Barring a last minute brain fade, the Fed will sit on rates for a meeting or two because the headline rate fell to a more comfortable annual rate of 4% – even if the core rate (more favoured by the bank), remained well above 5% for yet another month.
May’s 4% was the lowest level in more than two years for America’s Consumer Price Index and was down from 4.9% in April and 9.1% at the peak a year ago this month.
But lingering price pressures will keep pressure on the Federal Reserve to consider further interest rate increases.
The core measure, which excludes energy and food prices, shows inflation is still running hot coming in at an annual 5.3%, only down from 5.5% in April.
Month on month inflation edged up 0.1% compared with April’s 0.4% and a market forecast of 0.3%.
The sharp fall in headline inflation will relieve pressure on the Fed, but the ’stickiness’ of core costs will see the central bank keep its collective finger on the trigger for months to come, with a threat of a rate rise always in the background.
And that’s the problem – core inflation has remained above 5% for the past three months (and is only down from 5.7% last December) while the headline rate has tumbled as oil and energy prices have fallen.
In fact core inflation rose 0.4% in May, as it did in each of March and April.
This strongly suggests that inflation remains sticky across much of the US economy (it is the same everywhere – wages can’t be blamed because they are easing or falling in real terms).
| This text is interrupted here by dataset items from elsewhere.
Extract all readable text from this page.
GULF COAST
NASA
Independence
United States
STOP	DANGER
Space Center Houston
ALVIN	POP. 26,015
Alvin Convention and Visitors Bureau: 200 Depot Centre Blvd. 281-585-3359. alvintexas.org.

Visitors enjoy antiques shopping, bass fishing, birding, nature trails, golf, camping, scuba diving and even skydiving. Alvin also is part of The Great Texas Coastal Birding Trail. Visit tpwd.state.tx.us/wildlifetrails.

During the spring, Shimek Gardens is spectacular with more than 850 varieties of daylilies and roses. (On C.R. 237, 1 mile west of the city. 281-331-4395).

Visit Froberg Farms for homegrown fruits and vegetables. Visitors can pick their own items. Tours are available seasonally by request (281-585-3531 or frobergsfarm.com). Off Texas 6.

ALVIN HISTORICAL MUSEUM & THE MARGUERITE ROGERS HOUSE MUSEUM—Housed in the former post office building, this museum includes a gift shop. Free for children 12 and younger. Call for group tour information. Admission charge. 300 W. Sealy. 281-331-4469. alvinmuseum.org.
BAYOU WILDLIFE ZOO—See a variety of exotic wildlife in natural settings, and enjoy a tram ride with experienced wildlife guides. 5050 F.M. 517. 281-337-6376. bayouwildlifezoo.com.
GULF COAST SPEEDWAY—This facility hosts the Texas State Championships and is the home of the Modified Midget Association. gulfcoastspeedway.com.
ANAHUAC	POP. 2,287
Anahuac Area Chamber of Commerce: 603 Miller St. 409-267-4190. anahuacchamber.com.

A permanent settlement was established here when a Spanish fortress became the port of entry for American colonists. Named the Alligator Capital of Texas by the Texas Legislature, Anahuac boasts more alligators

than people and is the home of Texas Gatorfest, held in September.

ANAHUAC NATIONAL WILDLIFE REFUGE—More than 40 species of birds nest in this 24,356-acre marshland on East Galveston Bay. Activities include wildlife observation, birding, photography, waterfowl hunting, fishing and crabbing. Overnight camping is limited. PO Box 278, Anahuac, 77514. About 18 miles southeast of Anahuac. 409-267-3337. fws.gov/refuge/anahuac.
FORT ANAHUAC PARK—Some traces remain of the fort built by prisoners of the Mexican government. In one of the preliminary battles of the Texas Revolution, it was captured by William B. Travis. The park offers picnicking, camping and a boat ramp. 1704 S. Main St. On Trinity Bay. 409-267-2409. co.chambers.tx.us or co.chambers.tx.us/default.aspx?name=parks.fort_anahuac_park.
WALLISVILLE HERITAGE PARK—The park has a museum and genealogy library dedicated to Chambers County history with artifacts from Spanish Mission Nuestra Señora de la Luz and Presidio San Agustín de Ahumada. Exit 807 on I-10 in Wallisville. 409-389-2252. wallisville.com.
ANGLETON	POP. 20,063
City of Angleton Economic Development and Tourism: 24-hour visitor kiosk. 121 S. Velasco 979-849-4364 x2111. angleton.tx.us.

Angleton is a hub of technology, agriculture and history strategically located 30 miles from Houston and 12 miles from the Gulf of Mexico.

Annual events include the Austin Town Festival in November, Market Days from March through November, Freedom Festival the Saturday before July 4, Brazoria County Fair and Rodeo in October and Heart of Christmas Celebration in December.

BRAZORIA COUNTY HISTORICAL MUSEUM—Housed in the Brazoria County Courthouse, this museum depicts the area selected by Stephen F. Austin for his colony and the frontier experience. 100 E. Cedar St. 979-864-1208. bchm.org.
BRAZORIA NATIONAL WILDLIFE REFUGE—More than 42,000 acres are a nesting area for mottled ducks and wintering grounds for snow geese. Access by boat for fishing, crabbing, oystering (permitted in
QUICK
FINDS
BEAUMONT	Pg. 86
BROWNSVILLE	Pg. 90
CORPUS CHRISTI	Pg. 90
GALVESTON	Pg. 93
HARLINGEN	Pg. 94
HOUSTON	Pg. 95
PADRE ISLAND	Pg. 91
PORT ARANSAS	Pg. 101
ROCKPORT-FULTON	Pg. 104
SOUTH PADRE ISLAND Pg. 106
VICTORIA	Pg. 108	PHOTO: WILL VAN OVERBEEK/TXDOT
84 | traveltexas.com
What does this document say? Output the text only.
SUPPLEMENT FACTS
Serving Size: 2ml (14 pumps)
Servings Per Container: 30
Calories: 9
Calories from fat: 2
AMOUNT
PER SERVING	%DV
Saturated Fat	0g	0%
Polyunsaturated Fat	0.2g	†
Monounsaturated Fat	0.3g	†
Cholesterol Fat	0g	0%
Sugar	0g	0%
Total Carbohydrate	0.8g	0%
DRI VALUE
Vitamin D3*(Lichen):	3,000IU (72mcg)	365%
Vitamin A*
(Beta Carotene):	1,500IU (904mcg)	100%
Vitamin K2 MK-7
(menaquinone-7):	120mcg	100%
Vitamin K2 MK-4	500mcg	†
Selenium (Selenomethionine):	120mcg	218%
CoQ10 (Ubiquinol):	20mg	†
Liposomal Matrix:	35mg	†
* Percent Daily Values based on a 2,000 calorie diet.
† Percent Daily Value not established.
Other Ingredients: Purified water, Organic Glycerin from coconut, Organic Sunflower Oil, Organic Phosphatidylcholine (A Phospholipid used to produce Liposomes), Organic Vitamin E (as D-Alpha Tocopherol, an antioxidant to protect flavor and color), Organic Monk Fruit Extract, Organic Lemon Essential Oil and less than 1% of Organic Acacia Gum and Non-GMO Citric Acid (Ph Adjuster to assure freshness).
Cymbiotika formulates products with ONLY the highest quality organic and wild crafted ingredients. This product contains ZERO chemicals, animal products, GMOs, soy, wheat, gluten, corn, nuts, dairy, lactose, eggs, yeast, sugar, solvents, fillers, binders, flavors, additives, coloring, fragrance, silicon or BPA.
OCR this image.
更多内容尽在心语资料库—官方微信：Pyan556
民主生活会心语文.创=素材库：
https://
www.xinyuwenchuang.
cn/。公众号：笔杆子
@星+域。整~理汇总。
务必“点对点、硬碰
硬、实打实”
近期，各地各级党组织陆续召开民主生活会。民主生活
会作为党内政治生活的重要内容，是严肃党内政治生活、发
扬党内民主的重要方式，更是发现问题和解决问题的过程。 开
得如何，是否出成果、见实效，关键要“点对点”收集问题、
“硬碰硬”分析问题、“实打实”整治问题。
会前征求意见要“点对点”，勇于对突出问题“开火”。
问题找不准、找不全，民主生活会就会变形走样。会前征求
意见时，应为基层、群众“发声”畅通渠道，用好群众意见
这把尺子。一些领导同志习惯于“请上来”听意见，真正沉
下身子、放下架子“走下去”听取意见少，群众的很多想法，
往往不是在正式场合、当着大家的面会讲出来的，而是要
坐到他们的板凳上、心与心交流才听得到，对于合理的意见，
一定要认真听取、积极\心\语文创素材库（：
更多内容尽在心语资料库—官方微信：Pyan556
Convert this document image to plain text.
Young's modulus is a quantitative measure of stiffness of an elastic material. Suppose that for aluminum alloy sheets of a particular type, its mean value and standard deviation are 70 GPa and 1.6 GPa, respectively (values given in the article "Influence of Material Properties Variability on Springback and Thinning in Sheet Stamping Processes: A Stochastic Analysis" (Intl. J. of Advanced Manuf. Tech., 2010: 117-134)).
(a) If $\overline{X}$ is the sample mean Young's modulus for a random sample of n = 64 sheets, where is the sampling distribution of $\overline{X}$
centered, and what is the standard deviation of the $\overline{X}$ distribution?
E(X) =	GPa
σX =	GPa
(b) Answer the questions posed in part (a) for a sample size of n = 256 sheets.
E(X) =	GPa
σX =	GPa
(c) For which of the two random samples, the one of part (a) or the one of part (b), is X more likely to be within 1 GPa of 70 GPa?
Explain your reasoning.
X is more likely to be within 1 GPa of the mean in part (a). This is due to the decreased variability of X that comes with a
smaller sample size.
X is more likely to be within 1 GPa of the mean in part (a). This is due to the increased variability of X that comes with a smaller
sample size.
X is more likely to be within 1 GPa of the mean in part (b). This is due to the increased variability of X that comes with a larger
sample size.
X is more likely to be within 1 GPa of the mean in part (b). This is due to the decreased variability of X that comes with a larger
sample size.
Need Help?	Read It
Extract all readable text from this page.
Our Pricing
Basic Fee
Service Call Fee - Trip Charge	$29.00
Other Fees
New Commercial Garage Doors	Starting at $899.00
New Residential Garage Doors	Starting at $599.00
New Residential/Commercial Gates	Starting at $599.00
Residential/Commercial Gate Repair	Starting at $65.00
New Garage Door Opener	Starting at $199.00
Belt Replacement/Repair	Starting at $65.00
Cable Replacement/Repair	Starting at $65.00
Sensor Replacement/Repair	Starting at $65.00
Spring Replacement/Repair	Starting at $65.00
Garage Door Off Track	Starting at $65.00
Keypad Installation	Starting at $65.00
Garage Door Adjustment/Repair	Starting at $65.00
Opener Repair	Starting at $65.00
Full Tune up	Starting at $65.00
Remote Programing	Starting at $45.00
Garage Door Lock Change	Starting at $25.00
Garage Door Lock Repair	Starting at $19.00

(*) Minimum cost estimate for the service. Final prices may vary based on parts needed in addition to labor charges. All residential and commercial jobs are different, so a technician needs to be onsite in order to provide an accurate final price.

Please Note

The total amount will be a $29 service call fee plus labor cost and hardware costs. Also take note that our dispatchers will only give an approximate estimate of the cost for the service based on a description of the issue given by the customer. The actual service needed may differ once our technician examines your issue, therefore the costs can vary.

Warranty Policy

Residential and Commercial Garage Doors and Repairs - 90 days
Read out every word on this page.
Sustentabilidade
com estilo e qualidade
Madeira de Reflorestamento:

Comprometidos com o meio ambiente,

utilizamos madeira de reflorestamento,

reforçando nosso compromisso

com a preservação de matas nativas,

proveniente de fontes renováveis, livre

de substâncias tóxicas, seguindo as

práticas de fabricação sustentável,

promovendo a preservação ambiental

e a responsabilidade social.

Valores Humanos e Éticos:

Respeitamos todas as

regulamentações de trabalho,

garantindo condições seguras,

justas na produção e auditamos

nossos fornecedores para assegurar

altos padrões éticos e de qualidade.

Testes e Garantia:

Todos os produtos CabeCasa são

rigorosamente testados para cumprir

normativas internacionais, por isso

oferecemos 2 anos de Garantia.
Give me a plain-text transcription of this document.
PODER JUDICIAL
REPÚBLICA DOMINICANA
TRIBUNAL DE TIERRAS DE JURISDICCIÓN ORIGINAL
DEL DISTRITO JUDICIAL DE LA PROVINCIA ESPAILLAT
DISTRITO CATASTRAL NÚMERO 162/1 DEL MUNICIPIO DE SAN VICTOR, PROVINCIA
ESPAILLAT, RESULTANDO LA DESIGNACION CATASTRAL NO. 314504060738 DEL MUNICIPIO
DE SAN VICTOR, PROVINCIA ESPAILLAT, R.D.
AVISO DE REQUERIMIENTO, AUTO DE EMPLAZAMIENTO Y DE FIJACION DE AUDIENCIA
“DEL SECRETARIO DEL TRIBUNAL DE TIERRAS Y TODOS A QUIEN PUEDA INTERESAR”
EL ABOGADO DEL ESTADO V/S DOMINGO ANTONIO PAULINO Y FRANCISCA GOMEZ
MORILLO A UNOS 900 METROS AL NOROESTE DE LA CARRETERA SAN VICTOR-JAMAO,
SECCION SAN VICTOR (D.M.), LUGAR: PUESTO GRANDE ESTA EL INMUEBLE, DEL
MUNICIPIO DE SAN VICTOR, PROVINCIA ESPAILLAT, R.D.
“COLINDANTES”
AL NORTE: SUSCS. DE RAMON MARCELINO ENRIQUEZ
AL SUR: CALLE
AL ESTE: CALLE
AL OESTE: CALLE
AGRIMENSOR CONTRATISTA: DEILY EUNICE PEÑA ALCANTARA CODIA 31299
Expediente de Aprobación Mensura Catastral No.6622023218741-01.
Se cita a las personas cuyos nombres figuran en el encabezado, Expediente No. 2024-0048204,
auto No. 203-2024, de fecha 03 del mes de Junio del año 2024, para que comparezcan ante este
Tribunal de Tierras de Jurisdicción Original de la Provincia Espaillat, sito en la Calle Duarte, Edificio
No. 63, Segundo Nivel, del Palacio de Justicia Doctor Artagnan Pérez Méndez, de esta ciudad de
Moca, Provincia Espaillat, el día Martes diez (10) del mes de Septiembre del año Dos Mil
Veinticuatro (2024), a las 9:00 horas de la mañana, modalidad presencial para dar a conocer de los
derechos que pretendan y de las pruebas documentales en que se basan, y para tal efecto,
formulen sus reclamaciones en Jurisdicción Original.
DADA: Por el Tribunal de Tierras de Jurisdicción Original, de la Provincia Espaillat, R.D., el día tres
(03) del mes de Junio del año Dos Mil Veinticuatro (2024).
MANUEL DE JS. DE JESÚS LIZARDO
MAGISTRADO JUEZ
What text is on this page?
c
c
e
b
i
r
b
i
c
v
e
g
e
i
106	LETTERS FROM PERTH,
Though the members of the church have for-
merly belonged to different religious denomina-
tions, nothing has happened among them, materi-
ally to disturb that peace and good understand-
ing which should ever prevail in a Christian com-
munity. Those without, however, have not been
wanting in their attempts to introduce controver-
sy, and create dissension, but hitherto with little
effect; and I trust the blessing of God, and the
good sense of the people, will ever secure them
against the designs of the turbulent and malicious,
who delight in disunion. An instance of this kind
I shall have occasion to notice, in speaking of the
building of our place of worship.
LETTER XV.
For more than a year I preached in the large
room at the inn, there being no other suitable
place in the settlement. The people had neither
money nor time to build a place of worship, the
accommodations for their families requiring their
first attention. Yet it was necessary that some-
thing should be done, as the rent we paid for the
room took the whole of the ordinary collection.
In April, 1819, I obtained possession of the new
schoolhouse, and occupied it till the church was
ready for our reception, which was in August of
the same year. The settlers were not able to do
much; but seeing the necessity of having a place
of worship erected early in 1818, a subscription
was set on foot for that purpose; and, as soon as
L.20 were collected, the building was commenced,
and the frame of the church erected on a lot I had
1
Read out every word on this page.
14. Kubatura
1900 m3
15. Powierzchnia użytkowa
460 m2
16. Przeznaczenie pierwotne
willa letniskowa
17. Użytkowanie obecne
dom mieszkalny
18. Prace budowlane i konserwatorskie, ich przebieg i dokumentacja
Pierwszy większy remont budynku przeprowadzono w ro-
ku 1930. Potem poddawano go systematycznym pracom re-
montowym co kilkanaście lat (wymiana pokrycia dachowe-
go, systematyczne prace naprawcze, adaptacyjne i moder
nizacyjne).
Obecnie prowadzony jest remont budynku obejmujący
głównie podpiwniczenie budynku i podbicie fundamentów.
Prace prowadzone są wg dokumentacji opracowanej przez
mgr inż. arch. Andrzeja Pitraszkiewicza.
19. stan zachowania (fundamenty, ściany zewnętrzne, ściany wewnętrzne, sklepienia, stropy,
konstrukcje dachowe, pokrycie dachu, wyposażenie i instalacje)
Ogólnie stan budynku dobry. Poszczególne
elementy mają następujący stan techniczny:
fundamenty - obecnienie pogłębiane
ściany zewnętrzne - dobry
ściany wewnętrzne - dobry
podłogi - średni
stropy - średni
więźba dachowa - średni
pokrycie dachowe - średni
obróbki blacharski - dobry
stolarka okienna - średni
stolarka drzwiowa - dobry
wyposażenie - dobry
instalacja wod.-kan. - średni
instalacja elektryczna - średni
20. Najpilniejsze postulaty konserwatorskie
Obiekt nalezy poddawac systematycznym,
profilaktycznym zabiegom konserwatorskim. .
The run-up in energy prices caused by Russia’s invasion of Ukraine is becoming less of a factor in CPI. Energy prices were down nearly 12% last month compared to May 2022, while petrol prices were down almost 20%.
In Australia our inflation for the next few months will be higher than it should be because of the impact of the restoration of the six month halving in the fuel excise until September, 2022.
Shelter prices were again the key category putting upward pressure on US inflation, up 0.6% in May and rising 8% compared to the same period a year ago. That’s important because shelter costs make up 43% of US core CPI inflation.
US economists say falling rents seen in private sector data have not fed through to official government data. That needs to happen for overall inflation to cool, given shelter costs represent 43% of core CPI.
Used car prices are again rising — up 4.4% in May (and April), though economists say that jump may also prove fleeting, as prices were up 5.4% in April.